(55d) Phase Equilibria, Structural, and Dynamical Properties of so2-binary Ionic Liquid Systems | AIChE

(55d) Phase Equilibria, Structural, and Dynamical Properties of so2-binary Ionic Liquid Systems


Das, S. K. - Presenter, Oklahoma State University
Shah, J., Oklahoma State University
Black, R., Oklahoma State University
Kapoor, U., Oklahoma State University
Dhakal, P., Oklahoma State University
Ionic liquids have been investigated for their capability to separate gases for almost two decades now. However, the majority of the publications have primarily focused on evaluating the effect of cation, anion, and/or substituents on the ions on gas solubility. Very few research articles study the effect of ionic liquid mixture compositions on gas solubility. In this contribution, we investigate the solubility of the SO2 in a two-component ionic liquid system using molecular simulations.
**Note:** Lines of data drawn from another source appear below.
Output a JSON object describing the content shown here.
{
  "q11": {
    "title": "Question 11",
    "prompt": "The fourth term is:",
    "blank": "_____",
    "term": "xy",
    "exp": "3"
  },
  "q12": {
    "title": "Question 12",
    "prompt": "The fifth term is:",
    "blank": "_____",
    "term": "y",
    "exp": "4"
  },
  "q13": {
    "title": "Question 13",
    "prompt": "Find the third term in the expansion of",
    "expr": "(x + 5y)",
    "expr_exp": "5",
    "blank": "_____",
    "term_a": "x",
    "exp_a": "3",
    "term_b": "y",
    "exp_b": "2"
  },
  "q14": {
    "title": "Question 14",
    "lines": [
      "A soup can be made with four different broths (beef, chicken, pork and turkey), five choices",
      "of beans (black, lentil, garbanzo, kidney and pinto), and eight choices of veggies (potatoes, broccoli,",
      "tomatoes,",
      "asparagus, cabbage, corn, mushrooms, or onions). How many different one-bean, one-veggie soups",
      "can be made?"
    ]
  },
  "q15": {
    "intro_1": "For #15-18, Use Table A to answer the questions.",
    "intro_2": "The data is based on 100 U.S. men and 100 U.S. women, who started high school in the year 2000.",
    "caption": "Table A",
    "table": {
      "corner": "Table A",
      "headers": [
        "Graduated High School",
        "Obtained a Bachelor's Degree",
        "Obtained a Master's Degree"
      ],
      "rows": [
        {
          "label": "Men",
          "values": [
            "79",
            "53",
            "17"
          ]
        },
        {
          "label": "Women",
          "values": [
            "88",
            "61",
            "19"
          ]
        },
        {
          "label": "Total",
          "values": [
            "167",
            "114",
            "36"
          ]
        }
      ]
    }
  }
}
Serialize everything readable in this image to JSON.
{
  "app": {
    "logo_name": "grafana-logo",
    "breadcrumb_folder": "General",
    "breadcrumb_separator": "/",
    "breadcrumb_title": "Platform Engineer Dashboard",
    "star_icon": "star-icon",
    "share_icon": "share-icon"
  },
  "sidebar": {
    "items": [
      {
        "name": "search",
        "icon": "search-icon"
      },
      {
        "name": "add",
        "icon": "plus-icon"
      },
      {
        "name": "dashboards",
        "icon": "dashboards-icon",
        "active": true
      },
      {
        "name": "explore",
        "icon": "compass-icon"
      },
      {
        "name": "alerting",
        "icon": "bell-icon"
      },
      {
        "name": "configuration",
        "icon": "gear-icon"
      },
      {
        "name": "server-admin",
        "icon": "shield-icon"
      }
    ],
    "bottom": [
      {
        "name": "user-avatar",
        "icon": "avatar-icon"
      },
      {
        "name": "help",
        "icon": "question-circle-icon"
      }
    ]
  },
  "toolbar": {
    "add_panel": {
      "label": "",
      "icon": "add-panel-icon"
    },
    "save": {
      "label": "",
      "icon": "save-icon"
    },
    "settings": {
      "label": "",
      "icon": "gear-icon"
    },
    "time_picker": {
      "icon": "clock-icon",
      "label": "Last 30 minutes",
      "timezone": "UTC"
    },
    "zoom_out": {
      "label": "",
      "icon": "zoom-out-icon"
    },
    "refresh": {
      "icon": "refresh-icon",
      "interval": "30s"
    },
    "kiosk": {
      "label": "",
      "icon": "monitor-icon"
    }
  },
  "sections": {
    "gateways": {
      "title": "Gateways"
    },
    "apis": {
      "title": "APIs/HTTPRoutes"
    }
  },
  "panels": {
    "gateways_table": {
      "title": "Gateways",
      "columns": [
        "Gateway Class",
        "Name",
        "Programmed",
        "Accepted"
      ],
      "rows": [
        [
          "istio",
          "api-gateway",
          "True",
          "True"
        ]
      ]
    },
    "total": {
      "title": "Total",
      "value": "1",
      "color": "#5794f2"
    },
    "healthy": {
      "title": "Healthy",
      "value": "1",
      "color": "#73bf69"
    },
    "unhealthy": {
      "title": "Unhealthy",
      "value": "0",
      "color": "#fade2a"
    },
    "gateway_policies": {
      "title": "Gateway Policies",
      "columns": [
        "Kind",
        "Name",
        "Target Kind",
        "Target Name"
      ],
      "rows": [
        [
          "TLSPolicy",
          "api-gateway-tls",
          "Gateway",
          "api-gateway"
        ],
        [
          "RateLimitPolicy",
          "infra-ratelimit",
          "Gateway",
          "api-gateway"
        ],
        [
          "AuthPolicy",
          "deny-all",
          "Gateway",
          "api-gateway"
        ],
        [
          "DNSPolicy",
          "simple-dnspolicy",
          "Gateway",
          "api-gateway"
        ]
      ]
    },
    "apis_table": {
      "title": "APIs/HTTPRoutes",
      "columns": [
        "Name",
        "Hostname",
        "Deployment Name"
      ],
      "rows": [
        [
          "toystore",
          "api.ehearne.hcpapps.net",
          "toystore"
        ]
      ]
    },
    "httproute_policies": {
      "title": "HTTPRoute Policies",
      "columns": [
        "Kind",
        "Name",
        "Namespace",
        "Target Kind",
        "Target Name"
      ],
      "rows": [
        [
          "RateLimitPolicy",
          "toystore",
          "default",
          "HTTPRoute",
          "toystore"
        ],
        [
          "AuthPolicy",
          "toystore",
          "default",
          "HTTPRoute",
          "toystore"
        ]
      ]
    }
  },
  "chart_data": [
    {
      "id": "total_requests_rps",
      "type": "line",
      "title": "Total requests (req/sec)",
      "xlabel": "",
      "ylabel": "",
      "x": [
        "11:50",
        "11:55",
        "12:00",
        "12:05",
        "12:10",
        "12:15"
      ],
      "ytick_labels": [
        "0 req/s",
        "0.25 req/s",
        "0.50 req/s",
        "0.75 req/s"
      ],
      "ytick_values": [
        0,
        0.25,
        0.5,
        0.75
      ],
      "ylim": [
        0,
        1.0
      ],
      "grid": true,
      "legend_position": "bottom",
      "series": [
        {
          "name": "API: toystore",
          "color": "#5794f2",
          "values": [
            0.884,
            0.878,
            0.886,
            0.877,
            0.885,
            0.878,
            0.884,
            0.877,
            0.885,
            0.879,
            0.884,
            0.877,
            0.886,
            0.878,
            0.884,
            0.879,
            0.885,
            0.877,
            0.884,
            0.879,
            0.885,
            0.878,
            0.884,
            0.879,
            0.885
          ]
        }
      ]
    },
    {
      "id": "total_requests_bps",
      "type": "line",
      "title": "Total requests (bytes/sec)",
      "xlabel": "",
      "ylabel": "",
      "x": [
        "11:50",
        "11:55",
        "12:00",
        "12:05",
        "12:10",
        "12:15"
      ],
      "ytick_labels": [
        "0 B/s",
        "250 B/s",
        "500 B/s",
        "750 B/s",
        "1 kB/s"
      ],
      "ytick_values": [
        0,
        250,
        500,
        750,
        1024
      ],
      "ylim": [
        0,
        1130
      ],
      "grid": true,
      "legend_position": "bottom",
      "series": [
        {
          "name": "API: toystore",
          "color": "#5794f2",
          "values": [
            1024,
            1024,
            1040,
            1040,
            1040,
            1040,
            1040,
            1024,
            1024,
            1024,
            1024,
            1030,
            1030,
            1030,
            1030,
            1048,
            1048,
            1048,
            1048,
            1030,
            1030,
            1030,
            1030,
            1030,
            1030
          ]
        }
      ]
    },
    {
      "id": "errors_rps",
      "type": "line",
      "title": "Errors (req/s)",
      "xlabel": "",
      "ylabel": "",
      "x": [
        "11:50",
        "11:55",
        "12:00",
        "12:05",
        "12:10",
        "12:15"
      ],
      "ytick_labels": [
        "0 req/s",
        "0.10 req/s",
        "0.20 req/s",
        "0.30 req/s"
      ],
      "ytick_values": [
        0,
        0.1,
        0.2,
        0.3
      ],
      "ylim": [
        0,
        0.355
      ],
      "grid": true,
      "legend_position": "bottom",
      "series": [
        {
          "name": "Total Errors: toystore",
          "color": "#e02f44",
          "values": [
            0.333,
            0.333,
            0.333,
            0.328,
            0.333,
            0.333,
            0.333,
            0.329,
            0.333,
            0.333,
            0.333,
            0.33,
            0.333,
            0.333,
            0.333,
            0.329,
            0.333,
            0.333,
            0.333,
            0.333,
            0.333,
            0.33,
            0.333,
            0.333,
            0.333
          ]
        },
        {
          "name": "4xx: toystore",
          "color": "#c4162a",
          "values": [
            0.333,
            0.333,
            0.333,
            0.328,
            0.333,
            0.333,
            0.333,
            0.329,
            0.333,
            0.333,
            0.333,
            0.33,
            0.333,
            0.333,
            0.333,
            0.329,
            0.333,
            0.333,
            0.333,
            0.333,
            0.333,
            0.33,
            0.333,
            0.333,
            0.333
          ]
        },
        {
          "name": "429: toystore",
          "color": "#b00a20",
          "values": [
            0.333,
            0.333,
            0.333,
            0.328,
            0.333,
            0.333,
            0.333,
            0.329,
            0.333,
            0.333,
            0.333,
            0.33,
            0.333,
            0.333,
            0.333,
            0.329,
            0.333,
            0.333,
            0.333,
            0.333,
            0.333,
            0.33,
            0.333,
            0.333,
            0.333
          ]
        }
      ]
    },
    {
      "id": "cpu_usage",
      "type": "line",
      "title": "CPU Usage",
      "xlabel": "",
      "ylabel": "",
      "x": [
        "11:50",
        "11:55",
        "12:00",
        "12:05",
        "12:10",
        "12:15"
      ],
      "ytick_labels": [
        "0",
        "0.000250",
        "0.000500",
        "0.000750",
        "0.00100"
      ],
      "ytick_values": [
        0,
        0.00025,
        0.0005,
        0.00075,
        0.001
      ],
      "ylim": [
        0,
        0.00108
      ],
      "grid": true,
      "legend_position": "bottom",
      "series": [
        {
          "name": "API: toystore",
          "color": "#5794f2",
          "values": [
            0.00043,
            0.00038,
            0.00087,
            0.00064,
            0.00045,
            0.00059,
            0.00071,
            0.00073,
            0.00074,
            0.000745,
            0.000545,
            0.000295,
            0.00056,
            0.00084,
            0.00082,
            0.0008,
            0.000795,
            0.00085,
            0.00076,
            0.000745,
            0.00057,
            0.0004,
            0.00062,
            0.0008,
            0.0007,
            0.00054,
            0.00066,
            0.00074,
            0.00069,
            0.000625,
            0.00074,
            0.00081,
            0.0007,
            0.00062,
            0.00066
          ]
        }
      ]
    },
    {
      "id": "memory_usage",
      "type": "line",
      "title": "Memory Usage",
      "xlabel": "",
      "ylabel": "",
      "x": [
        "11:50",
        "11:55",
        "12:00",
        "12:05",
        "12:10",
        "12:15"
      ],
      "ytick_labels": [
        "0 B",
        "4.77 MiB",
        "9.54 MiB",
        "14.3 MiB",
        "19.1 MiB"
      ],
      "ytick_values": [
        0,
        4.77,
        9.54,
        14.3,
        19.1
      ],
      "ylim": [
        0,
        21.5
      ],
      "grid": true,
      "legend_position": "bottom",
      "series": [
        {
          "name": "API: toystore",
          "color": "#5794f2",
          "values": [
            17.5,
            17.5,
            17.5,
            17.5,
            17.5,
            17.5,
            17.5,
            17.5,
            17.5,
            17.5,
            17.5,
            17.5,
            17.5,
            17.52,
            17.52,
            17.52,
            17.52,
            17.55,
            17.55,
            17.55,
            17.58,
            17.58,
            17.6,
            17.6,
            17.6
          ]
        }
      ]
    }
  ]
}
The binary ionic liquid system is composed of the cation 1-n-butyl-3-methylimidazolium [C4mim]+ and the anions chloride (Cl-) and bis(trifluoromethanesulfonyl)imide [NTf2]-. The solubility of gases in terms of Henry’s constants is computing at various molar ratios of [Cl]-/[NTf2]-: 100/0, 75/25, 50/50, 25/75, and 0/100, enabling determination of the effects anion concentration has on the gas solubility. Furthermore, the temperature dependence of the solubility is investigated by calculating the Henry’s constants at 333 K, 353 K, and 373 K. We calculate the enthalpy of absorption and entropy of absorption for these gases and find that SO2 dissolves due to the favorable energetic interactions with the ionic liquids with entropy opposing the dissolution process. To provide molecular-level details on the solvation process, we conduct molecular dynamics simulations of SO2 and binary ionic liquid mixtures. The structural properties of the mixtures will be elucidated in terms of radial distribution functions and spatial distribution functions, which will pinpoint to the strong SO2-Cl interactions. We will also present results of the hydrogen bond dynamics with and without SO2 in the binary ionic liquid mixtures to elucidate the effect of SO2 on the system fluidity.